Joignant les mains au milieu du tableau, la mère de Dieu annule la terrible distance qui maintenait écartelés, sur la croix, les bras de Jésus. Symptomatiquement, cette peinture qui fait se raccorder le règne céleste des vérités intangibles au désordre du monde voué à la mort, veut être le lieu où la chute, portée à son maximum d’intensité, appelle la nécessaire contrepartie de la Résurrection. Image enluminée du malheur comme promesse de Réparation. Quasi incrustés sur le firmament, les personnages, qui surplombent le corps torturé du Fils de l’Homme (maintenu, avant même que d’être mis au tombeau, sous la ligne d’horizon), pleurent à jamais. Au vrai, assimilable en cela à une invocation, le tableau est le dispositif par lequel sont mis en regard deux ordres de réalité que tout sépare et que Marie, dans son essentielle verticalité, est seule capable de rassembler, c’est-à-dire, à la lettre, de symboliser. Aussi, la couleur du ciel est-elle également celle des cieux, et la Jérusalem (au fond, derrière saint Jean) se présente-t-elle, tout à la fois, terrestre et céleste. Dans ce théâtre de la douleur, que nul dolorisme, cependant, ne vient contaminer, mais où percent l’expressionnisme d’une époque traumatisée par les ravages de la peste, l’âpreté du traitement pictural, alliée à la plus sobre des gestuelles, modèle l’une des oeuvres majeures de la spiritualité médiévale.

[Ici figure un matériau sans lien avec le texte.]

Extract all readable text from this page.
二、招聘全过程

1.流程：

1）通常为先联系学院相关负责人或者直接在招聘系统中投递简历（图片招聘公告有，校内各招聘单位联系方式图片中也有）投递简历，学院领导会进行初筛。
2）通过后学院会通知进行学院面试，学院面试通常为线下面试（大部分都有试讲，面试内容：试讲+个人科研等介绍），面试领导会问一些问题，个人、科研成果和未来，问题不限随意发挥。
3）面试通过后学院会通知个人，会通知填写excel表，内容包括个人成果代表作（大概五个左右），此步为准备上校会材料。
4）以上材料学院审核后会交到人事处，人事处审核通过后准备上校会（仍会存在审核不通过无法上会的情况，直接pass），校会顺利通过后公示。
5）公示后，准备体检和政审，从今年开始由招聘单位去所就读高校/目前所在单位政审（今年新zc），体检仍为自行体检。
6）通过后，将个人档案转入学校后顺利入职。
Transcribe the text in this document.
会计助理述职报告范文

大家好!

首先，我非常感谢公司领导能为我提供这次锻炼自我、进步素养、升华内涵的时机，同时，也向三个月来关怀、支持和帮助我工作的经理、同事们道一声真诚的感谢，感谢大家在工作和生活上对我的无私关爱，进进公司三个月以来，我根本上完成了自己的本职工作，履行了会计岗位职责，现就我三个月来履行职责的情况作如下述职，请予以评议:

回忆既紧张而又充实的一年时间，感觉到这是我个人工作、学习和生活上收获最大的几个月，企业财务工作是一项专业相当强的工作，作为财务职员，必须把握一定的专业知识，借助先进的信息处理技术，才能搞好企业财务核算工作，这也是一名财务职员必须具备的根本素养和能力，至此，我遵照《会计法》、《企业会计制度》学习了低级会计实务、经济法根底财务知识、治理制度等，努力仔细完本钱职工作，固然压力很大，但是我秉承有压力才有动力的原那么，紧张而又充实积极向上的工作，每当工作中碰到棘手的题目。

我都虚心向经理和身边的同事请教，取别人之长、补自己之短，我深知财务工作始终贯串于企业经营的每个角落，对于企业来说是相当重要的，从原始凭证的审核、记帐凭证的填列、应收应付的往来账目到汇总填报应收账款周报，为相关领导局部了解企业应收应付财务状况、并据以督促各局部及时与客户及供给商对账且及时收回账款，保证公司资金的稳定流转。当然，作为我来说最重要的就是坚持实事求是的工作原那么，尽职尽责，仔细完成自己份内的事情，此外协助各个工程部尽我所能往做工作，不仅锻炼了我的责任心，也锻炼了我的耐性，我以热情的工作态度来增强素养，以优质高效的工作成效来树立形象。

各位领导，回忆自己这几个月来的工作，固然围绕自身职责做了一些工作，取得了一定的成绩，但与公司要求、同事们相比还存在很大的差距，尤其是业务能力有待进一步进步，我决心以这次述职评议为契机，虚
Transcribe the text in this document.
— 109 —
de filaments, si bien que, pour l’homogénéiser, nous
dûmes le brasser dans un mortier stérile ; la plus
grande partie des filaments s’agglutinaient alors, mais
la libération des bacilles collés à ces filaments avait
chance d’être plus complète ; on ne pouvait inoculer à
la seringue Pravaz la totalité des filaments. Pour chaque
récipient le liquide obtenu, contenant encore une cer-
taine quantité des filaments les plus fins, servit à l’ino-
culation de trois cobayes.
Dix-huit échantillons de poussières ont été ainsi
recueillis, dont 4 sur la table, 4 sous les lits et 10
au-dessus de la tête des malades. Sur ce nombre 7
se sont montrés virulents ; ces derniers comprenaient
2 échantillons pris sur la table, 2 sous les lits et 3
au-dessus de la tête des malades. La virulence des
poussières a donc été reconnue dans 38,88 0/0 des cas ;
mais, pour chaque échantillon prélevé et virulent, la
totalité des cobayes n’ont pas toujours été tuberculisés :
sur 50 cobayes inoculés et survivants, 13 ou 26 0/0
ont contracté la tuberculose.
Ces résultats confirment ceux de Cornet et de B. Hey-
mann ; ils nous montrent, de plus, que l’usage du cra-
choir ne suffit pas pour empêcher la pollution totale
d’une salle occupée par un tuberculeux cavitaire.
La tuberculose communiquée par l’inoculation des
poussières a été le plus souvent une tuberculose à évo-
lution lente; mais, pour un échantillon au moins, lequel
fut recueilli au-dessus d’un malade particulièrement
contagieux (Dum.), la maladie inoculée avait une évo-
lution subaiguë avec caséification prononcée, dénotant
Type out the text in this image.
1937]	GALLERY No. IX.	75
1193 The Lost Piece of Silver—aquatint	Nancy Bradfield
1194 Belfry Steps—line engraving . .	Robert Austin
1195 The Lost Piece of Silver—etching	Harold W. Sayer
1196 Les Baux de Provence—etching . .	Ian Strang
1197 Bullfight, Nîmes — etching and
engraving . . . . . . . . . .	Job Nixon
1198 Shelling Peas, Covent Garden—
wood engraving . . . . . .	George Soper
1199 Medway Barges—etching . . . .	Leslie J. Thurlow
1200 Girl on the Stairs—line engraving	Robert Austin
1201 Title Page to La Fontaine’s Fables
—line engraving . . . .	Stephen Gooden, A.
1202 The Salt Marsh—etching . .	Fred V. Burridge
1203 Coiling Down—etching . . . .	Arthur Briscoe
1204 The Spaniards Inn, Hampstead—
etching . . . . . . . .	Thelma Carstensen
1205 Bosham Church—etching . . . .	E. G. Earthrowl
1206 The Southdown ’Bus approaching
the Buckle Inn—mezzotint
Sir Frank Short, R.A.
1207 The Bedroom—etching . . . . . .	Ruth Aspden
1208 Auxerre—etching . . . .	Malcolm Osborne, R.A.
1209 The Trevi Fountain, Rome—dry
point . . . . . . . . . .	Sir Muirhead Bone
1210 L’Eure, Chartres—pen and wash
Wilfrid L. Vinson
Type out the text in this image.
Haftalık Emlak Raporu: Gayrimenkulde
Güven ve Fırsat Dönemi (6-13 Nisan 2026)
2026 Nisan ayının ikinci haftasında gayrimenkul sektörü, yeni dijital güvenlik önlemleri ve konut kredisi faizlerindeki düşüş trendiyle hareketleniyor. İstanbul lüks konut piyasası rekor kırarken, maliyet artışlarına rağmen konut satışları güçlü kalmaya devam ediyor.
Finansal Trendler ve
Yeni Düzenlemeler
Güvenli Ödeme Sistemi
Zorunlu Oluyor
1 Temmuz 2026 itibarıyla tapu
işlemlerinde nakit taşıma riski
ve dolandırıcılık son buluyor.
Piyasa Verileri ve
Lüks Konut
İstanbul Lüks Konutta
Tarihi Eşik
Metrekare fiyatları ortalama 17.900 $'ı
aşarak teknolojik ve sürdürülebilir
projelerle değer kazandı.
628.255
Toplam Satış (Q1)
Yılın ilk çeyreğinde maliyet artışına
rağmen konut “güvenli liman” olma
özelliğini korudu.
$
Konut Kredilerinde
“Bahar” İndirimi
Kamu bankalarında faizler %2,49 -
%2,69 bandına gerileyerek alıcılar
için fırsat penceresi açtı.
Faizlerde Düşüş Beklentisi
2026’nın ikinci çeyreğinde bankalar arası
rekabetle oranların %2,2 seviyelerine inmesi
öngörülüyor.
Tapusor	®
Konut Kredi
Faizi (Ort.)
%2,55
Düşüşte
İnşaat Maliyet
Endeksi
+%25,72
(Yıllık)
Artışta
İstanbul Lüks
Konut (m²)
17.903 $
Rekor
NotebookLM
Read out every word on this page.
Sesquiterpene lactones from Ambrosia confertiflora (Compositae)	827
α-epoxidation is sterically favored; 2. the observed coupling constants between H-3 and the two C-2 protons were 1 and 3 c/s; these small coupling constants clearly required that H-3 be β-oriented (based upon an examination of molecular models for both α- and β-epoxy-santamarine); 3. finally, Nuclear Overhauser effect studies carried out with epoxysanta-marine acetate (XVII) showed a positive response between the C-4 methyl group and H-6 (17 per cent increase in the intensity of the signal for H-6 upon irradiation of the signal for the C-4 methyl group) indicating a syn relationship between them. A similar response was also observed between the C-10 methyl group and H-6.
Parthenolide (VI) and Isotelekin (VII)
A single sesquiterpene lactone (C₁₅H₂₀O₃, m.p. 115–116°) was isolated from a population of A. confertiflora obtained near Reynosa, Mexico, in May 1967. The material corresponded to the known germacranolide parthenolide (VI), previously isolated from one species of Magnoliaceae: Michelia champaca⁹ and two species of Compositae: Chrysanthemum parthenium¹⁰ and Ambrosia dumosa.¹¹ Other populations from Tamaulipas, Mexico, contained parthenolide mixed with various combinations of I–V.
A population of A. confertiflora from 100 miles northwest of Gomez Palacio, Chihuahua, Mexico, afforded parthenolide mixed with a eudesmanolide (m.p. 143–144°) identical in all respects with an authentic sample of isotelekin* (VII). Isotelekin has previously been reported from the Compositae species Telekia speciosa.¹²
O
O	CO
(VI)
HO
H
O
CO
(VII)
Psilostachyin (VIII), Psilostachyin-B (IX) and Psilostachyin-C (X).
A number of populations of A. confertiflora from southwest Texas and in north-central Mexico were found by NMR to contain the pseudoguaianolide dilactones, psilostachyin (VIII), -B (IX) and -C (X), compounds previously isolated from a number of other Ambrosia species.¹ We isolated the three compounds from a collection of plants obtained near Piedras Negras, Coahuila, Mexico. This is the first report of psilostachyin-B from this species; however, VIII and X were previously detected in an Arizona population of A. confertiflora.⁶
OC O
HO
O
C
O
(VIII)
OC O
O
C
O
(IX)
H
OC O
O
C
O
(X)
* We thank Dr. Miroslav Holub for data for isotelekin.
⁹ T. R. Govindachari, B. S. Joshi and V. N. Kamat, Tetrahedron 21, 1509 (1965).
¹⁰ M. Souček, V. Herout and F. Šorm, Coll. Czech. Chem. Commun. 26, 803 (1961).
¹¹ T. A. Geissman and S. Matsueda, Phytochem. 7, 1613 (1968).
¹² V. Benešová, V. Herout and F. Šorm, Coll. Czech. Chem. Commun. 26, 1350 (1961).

Jean qui, à l’instar du donateur, présente un visage aux traits personnalisés, conserve malgré tout cet air d’absorption particulier aux visages gothiques (ses doigts posés sur les rayons de l’aura du Christ semblent jouer de quelque divin instrument) ; Madeleine qui sanglote dans un linge aussi savamment plissé qu’une étoffe de Zurbaràn se profile comme le font les figures de l’art des bois peints italiens ; plus nordique (peut-être à cause de la coiffe), la Vierge, qui doit beaucoup à la statuaire, imprime à l’ensemble peint une sévérité que le raffinement général de la facture, paradoxalement, n’entame pas. A gauche, enfin, c’est-à-dire à la droite de la divinité mais à un degré plus bas que l’ensemble sculptural de la Pietà, le donateur s’est fait portraiturer. IL est au groupe divin ce que Marie, ici, est au Père : un intercesseur. Le regard fixé vers un ailleurs qui ne peut être que la scène elle-même, l’orant nous signifie son peu de réalité (il est à la marge), comparé à la force silencieuse de cet incomparable lamento peint.
Isolé sur ce fond d’éternité légué par Byzance, la déploration qu’a peinte Quarton inscrit ses personnages dans un univers où le réalisme est la marque d’une pensée qui, quoique ouverte à la complexité des apparences, n’a pas encore rompu avec la simplicité des Primitifs.